A cult of personality has developed around the charismatic Nasrallah, a hero to many Arabs who credit Hezbollah with driving Israel out of Lebanon. Experts say the 46-year-old Nasrallah has grown cocky, and may have underestimated the ferocity with which Israel would respond to the kidnapping of its soldiers.
But Israel may have underestimated what it would take to crush a guerilla group with several thousand trained fighters and substantial popular support.
"My belief is that the majority of Lebanese would really like Israel to do the job for them, but 40 percent are Shiites and half of those are more or less Shiite extremists," Diskin says.
"Because of that, to get rid of Hezbollah altogether in the near future is unfortunately something impossible."
Though accused of excessive force, Israel is operating under a broad international consensus that Hezbollah at least must be permanently disarmed. Since airstrikes have not stopped the rocket attacks, Israel is now sending ground troops into south Lebanon to wipe out launch sites and create a buffer zone.

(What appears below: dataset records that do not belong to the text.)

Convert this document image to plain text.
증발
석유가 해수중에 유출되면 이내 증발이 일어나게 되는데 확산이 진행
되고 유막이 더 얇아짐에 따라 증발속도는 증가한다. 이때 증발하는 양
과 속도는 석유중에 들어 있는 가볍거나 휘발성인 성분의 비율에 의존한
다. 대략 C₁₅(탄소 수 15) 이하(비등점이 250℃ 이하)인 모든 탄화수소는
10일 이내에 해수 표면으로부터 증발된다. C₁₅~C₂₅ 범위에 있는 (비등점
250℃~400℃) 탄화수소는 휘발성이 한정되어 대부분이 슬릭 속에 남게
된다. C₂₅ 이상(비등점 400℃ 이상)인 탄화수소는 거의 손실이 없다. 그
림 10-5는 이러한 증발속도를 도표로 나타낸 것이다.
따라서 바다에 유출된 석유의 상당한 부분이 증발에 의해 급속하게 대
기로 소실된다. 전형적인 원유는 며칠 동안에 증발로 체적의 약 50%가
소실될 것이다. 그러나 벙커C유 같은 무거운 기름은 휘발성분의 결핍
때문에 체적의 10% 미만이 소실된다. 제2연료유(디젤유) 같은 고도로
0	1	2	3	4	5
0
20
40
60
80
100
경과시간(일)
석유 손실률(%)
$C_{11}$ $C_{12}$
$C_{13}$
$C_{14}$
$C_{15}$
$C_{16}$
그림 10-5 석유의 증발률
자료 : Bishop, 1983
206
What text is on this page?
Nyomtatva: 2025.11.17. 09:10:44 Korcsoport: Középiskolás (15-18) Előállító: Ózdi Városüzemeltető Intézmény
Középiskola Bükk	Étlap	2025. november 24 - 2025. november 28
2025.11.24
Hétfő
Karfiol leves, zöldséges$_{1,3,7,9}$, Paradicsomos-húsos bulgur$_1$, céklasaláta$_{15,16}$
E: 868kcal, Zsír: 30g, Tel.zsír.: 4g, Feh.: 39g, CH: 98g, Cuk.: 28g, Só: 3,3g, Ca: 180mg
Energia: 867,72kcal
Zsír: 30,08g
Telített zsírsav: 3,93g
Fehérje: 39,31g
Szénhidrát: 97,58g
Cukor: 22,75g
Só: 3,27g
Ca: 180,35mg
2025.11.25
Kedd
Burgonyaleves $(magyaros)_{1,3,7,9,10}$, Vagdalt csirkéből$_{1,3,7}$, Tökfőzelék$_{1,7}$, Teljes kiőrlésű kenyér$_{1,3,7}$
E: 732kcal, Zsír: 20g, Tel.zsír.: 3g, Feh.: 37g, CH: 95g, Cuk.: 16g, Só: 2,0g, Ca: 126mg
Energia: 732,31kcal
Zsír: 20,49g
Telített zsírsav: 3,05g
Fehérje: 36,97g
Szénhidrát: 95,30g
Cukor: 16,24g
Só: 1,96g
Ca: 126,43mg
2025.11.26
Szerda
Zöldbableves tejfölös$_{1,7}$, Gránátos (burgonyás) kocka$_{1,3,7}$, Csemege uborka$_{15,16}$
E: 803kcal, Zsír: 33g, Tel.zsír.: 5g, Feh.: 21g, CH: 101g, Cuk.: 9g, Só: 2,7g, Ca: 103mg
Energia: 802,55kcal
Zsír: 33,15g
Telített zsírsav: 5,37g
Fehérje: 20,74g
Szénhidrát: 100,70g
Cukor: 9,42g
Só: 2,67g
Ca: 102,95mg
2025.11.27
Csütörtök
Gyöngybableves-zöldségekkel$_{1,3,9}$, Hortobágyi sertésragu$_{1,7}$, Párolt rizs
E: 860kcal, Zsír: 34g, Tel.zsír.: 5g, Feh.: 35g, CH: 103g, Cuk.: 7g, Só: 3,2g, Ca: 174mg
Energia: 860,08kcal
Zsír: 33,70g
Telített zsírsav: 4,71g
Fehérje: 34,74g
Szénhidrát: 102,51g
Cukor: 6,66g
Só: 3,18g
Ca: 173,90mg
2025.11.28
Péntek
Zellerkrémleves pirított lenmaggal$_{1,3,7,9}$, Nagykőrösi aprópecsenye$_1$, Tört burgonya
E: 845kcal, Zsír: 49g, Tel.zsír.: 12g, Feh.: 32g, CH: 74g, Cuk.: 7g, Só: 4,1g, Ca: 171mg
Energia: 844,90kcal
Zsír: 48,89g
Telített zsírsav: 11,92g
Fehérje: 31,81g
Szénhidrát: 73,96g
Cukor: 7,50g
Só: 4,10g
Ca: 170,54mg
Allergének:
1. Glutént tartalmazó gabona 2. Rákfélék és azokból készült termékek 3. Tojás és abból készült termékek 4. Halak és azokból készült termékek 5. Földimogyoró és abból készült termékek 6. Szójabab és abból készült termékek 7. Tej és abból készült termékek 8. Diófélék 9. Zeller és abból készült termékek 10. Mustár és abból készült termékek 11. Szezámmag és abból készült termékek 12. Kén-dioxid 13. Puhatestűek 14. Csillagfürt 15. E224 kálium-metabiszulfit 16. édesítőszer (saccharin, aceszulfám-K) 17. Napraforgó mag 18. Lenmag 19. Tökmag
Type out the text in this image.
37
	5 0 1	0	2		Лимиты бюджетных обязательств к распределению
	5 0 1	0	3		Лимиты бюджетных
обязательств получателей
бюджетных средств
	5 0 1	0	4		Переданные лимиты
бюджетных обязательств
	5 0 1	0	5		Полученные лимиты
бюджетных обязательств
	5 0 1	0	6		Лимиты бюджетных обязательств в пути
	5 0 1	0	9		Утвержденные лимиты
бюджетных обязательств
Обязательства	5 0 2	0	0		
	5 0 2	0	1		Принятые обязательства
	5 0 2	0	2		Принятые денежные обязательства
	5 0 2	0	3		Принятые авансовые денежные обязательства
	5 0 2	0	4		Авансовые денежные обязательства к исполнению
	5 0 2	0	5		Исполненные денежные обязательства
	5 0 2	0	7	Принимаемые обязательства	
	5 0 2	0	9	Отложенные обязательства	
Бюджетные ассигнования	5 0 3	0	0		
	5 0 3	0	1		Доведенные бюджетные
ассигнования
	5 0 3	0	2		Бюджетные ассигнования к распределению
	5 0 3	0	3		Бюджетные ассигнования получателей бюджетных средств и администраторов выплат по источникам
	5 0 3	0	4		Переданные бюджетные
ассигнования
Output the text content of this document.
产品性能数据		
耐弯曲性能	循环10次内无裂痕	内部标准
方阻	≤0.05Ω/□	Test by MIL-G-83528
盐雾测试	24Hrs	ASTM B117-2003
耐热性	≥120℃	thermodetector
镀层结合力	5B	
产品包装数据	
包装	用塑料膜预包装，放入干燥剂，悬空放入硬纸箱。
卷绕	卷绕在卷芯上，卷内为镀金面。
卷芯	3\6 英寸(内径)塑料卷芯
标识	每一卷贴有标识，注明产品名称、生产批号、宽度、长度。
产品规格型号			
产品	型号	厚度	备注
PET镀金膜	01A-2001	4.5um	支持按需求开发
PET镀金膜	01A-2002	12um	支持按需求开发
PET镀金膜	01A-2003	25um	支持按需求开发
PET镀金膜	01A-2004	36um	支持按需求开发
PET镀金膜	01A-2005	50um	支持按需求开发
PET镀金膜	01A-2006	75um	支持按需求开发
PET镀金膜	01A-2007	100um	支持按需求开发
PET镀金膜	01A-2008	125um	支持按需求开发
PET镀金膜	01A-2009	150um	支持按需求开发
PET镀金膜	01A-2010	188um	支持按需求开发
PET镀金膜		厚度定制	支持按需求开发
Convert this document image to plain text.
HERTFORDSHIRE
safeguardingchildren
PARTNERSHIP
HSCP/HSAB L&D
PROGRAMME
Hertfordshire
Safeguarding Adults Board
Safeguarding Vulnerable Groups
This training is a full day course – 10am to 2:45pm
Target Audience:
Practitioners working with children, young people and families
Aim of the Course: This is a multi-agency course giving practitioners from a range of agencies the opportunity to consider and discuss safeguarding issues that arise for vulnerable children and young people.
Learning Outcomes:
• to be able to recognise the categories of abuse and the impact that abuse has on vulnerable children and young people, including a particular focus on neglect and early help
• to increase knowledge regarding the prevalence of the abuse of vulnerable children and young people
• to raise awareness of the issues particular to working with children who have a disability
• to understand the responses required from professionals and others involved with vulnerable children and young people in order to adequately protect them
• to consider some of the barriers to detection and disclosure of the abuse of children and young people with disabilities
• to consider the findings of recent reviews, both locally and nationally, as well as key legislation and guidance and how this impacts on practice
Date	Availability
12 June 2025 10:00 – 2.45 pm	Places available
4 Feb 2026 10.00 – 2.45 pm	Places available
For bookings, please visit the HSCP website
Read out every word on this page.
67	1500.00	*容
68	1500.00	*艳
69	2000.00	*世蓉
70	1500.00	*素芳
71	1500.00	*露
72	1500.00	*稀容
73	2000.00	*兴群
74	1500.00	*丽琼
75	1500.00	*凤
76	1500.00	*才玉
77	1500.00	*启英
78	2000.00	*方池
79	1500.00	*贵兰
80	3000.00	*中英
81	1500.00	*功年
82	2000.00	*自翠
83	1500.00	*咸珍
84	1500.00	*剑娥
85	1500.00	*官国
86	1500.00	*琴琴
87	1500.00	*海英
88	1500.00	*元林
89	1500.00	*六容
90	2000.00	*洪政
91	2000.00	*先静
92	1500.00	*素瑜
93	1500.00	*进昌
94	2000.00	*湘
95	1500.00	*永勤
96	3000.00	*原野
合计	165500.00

The danger, Israel's own military chief of staff has warned, is that Israel could be dragged into a long guerilla war. Hezbollah, he said, is counting on Israeli resolve to falter over time, as it did with the 18-year occupation of south Lebanon.
But another danger, NYU's Ben-Meir thinks, is that Israel's reluctance to fight a ground war means it may settle for something "considerably less" than crushing Hezbollah.
"That may defer the crisis to the years ahead," he says.
Ben-Meir thinks a key to resolving the problems of both Hezbollah and Hamas is to break the alliance between Syria and Iran. He argues that Syria's main goal is to regain the Golan Heights, which Israeli captured in the 1967 Mideast War. Without negotiations on that issue, he says, Syria will continue to support Hamas and Hezbollah in concert with Iran.
"I have dealt with the Syrians for years, and yes, you can calm down the situation, but Syria is not going to stop creating problems in the region unless the Golan issue is addressed," Ben-Meir says. "That is the only way to separate Iran from Syria."
But Ben-Meir doesn't see any breakthrough on the Golan Heights or the broader Arab-Israeli conflict unless the United States gets actively involved. Unfortunately, he says, it has no relations with Iran and only limited contacts with Syria.
"It is a tragic mistake that the United States could not find a way to deal with Iran four or five years ago," Ben-Meir says. "An even worse mistake is that it attempted to exclude and isolate Syria."
Israel and the United States continue to largely blame Iran and Syria for the current crisis. And for now, Israelis are fully behind their government's approach despite the heavy loss of life and tremendous property damage in Lebanon.
Less than two weeks into the fight, 21-year-old Michal Zeevi has lost one friend, a soldier. Several other friends have come to stay with her in Jerusalem, terrified by the rockets falling on their town in northern Israel.
"They are crazy," Zeevi says of Hezbollah. "I think we need to go into Lebanon and get rid of them."